Vendredi 3 Février 2017

LONDRES (Reuters) - Le dépistage précoce du cancer doit devenir une priorité pour les services sanitaires, dit l'Organisation mondiale de la Santé (OMS) dans ses nouvelles recommandations sur le sujet, publiées vendredi à la veille de la journée mondiale de lutte contre la maladie.
 
"Le diagnostic tardif du cancer et l’inaptitude à proposer un traitement condamnent beaucoup de personnes à souffrir inutilement et à mourir prématurément", dit le Dr Etienne Krug, directeur du département Prise en charge des maladies non transmissibles, handicap, prévention de la violence et du traumatisme, dans un communiqué.
 
"En prenant les mesures nécessaires pour mettre en œuvre les nouvelles orientations de l’OMS, les planificateurs des soins de santé peuvent améliorer le diagnostic précoce du cancer et garantir un traitement rapide, en particulier pour les cancers du sein, du col de l’utérus et le cancer colorectal", ajoute-t-il.
 
"Cela permettra à un plus grand nombre de malades de survivre à la maladie.
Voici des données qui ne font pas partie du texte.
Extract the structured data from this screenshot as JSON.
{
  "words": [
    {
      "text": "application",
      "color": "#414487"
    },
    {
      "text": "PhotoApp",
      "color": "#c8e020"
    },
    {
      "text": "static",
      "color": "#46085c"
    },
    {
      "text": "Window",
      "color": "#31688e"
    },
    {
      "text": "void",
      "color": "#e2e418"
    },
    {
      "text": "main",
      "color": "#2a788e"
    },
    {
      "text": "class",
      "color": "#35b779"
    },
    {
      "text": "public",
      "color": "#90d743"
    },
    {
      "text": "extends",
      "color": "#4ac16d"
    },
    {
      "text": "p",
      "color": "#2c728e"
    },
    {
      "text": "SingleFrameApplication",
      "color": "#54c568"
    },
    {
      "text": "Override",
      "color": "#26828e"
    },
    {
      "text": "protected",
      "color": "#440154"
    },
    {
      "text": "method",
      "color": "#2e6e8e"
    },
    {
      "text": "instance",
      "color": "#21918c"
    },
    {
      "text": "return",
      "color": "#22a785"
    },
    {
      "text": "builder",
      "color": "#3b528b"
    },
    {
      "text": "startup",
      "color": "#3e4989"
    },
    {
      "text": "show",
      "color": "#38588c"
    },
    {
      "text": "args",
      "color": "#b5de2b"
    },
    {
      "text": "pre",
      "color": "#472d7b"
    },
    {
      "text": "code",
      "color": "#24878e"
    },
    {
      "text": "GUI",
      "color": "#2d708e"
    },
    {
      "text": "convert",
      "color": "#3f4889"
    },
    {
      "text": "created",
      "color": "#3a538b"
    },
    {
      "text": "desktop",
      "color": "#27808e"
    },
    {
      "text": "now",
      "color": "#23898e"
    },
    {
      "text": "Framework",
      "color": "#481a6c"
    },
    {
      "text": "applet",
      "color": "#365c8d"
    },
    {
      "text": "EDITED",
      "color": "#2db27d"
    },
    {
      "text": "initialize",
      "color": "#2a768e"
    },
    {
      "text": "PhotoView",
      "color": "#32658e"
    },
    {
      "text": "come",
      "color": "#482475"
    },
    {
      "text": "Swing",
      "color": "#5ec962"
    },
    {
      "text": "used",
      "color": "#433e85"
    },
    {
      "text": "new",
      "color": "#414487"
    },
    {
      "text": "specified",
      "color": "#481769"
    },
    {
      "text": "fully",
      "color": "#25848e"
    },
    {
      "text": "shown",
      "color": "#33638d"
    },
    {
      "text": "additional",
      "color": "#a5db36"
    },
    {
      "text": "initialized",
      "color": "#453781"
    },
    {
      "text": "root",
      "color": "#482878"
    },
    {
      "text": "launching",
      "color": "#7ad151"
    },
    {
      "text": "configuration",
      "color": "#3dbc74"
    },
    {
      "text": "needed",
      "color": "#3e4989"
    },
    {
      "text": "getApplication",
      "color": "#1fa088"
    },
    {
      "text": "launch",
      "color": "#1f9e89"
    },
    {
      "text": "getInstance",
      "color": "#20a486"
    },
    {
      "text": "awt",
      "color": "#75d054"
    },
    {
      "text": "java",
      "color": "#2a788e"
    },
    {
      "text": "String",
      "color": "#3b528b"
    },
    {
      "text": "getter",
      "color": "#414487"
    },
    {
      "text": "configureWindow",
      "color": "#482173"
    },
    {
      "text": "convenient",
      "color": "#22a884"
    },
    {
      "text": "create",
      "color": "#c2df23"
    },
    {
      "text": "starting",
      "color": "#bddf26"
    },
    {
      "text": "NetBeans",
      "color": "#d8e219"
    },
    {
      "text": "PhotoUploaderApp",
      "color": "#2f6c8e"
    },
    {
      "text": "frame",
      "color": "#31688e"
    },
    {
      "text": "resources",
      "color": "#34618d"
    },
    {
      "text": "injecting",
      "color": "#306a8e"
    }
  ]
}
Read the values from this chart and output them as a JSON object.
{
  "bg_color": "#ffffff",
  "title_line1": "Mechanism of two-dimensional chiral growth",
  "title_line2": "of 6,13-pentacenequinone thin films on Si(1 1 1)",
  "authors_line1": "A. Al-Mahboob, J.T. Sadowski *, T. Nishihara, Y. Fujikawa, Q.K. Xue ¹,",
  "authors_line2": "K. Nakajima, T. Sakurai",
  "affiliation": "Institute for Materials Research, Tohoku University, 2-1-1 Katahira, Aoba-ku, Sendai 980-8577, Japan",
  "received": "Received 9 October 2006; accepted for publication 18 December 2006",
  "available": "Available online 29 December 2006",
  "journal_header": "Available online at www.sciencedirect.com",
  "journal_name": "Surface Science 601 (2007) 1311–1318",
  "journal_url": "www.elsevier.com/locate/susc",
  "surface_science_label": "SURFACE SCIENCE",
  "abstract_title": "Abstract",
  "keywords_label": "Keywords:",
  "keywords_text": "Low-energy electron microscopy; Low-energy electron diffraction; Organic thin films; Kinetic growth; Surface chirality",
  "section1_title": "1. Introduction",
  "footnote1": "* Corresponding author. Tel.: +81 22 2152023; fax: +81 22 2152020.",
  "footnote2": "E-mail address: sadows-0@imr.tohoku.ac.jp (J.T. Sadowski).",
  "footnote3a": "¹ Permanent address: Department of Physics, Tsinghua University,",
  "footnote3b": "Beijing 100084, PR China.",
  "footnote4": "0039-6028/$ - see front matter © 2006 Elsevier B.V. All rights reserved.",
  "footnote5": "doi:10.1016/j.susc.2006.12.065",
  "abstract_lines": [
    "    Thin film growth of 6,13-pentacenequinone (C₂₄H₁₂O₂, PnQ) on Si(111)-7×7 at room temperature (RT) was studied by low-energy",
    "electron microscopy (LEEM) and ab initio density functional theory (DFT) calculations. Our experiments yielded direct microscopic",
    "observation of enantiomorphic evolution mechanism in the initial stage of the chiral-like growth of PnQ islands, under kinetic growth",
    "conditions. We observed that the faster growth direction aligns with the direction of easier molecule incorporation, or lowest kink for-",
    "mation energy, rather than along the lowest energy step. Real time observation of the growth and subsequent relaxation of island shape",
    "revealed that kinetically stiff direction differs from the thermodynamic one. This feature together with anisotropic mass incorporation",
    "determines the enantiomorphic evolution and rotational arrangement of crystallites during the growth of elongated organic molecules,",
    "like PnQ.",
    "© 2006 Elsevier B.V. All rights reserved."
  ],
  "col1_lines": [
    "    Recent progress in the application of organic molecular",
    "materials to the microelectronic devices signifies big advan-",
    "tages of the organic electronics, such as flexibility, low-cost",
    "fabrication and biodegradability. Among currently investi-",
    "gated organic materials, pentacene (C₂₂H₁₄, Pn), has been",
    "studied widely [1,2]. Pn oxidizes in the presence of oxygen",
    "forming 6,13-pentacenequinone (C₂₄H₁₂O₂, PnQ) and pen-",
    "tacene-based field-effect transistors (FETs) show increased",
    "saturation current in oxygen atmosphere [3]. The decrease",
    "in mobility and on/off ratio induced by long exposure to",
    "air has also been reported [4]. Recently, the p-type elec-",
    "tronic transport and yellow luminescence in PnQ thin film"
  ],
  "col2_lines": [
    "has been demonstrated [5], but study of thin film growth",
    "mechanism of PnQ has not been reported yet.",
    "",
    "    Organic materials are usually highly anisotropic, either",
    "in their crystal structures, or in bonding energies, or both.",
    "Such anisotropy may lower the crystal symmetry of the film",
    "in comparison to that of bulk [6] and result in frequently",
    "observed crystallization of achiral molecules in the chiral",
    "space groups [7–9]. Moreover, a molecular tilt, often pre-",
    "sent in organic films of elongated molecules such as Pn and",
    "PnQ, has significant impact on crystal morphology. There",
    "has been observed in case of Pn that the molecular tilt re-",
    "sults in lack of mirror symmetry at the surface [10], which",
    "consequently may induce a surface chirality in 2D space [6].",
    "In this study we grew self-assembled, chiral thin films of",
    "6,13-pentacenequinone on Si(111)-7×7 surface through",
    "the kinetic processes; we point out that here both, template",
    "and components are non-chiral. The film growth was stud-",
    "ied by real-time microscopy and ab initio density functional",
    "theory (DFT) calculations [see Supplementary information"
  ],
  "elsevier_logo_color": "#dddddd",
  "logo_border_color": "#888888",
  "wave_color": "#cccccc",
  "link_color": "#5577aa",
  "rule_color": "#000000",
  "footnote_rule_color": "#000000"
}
Et ce sera aussi moins onéreux de traiter et de guérir les cancéreux".
 
L'OMS propose trois pistes dans son Guide pour le diagnostic précoce du cancer : améliorer la sensibilisation du public aux différents symptômes et encourager à consulter, investir dans le renforcement et l’équipement des services de santé et la formation des soignants, enfin, veiller à ce que les malades aient accès à un traitement sûr et efficace sans être en proie à des difficultés personnelles ou financières prohibitives.
 
Le cancer est responsable d'un décès sur six à l'échelle mondiale, selon l'organisation, qui évalue le coût des soins et la perte en terme de productivité à 1.160 milliards de dollars.
 
Plus de 14 millions de cas sont diagnostiqués chaque année et ce total pourrait atteindre 21 millions en 2030.
 
Le cancer tue 8,8 millions de personnes par an, pour l’essentiel dans les pays à revenu faible ou intermédiaire.
 
"L’un des problèmes tient au fait que le diagnostic intervient souvent trop tard. Même dans les pays où les systèmes et services de santé sont optimums, bon nombre de cas sont diagnostiqués à un stade avancé, où il est plus difficile de les guérir", ajoute l'OMS.